Is there any way to automatically introduce template parameters for all the fields? Ideally, I would like to be able to write something like

struct Foo
a::Real
b::Integer
end

as a shorthand for

struct Foo{TA<:Real, TB<:Integer}
a::TA 
b::TB 
end

At least for immutable structs I don’t see why a field should ever have a non-concrete type (?)

In summary:

Is there a less verbose way to “concretize” the types of all fields in a struct?
Why does Julia allow abstract field types for immutable structs?

jw3126 · March 17, 2020, 7:51am

This can be implemented in a macro.

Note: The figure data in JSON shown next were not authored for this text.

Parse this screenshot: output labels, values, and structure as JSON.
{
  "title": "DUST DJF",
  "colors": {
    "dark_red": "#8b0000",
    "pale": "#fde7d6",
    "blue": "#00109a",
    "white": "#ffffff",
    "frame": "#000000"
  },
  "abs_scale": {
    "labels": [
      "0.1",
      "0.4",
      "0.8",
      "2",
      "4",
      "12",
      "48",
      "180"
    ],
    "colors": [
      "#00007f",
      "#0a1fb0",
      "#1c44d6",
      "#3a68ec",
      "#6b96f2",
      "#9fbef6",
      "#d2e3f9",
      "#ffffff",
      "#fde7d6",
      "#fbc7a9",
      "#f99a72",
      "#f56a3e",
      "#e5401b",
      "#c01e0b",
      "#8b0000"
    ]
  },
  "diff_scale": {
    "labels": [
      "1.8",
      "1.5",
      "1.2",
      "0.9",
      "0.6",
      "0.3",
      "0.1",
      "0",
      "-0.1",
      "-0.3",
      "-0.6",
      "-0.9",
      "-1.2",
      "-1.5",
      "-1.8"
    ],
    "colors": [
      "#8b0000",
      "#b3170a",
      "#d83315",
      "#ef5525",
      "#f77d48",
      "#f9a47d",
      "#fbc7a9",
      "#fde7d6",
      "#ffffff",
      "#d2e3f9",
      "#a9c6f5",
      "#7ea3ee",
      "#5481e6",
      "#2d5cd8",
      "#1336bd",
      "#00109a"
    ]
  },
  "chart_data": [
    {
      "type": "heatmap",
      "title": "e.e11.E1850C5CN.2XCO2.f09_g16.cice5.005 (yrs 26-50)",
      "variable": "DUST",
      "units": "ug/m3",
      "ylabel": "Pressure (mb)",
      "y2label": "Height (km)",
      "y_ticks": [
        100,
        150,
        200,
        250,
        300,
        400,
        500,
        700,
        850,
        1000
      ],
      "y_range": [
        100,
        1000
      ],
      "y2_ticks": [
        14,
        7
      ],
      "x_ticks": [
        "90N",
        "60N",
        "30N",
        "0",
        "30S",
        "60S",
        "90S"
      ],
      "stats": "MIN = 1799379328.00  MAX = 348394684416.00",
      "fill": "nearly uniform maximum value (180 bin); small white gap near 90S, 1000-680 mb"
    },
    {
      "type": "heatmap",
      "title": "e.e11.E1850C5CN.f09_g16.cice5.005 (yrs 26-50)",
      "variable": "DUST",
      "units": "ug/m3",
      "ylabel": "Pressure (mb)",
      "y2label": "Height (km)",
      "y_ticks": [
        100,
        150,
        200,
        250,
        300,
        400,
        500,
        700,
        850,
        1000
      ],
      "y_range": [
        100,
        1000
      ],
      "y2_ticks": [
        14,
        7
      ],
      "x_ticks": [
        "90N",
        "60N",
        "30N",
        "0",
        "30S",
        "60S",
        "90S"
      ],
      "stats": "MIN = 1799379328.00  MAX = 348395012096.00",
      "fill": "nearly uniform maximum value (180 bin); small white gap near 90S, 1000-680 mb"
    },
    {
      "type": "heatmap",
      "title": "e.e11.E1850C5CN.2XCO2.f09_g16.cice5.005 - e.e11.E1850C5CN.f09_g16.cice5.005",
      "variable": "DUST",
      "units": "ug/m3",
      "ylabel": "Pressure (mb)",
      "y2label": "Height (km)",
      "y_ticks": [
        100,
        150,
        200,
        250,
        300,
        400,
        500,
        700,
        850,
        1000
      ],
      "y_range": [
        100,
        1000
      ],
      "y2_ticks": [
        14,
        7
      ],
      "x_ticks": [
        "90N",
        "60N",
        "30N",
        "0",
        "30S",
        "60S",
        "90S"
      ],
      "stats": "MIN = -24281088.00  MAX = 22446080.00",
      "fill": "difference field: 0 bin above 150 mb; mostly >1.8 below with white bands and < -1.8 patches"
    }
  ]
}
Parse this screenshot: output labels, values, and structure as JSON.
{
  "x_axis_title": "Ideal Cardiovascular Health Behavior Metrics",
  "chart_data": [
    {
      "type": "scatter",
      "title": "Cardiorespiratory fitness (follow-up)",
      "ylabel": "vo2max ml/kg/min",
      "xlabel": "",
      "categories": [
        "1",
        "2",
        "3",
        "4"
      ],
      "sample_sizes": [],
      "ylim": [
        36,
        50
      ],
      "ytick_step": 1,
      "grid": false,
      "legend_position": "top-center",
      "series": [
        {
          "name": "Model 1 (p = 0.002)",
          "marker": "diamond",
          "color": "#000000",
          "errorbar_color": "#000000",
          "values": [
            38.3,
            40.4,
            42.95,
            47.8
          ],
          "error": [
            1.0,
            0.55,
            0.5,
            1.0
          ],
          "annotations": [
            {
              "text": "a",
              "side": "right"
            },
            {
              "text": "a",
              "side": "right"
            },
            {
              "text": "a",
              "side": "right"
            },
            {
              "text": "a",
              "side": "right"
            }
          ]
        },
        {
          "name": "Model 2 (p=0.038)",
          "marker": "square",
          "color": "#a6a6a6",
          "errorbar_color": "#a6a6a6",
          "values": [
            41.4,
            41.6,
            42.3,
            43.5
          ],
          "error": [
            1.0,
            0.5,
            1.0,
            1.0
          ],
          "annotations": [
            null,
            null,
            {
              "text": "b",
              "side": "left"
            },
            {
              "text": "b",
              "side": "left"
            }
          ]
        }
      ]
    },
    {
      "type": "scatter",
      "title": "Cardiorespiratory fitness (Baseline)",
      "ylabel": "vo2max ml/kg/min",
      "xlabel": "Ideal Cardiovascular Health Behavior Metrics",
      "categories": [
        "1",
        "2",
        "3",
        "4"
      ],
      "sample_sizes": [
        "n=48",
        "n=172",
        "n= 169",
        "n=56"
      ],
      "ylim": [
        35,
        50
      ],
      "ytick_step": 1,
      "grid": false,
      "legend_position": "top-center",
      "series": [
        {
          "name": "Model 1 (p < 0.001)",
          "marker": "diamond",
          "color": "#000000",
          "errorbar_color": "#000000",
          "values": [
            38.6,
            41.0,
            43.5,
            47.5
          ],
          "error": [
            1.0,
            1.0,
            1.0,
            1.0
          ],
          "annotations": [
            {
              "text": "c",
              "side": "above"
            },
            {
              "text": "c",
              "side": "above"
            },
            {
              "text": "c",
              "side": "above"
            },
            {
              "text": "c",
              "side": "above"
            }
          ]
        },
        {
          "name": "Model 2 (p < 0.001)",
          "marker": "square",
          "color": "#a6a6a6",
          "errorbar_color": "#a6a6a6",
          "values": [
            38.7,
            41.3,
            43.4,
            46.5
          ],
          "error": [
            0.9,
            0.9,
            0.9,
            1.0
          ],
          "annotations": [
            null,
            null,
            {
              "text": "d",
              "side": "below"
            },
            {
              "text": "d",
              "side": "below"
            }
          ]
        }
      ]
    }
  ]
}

QuickTypes.jl has it, quoting the readme:

using QuickTypes

@qstruct_fp Plane(nwheels, weight::Number; brand=:zoomba)

jw3126 · March 17, 2020, 8:19am

As for the second question, this can be useful in a couple of situations.

One is, when you want to avoid generating too much code. Then it can make sense to avoid specialization on fields that are irrelevant for performance hot spots.
Another one is, when you want to wrap things that are technically of different type into a single concrete type. Like

struct Predicate
     f
end
(p::Predicate)(x) = p.f(x)::Bool

@assert typeof(Predicate(isfinite)) ==  typeof(Predicate(isnan))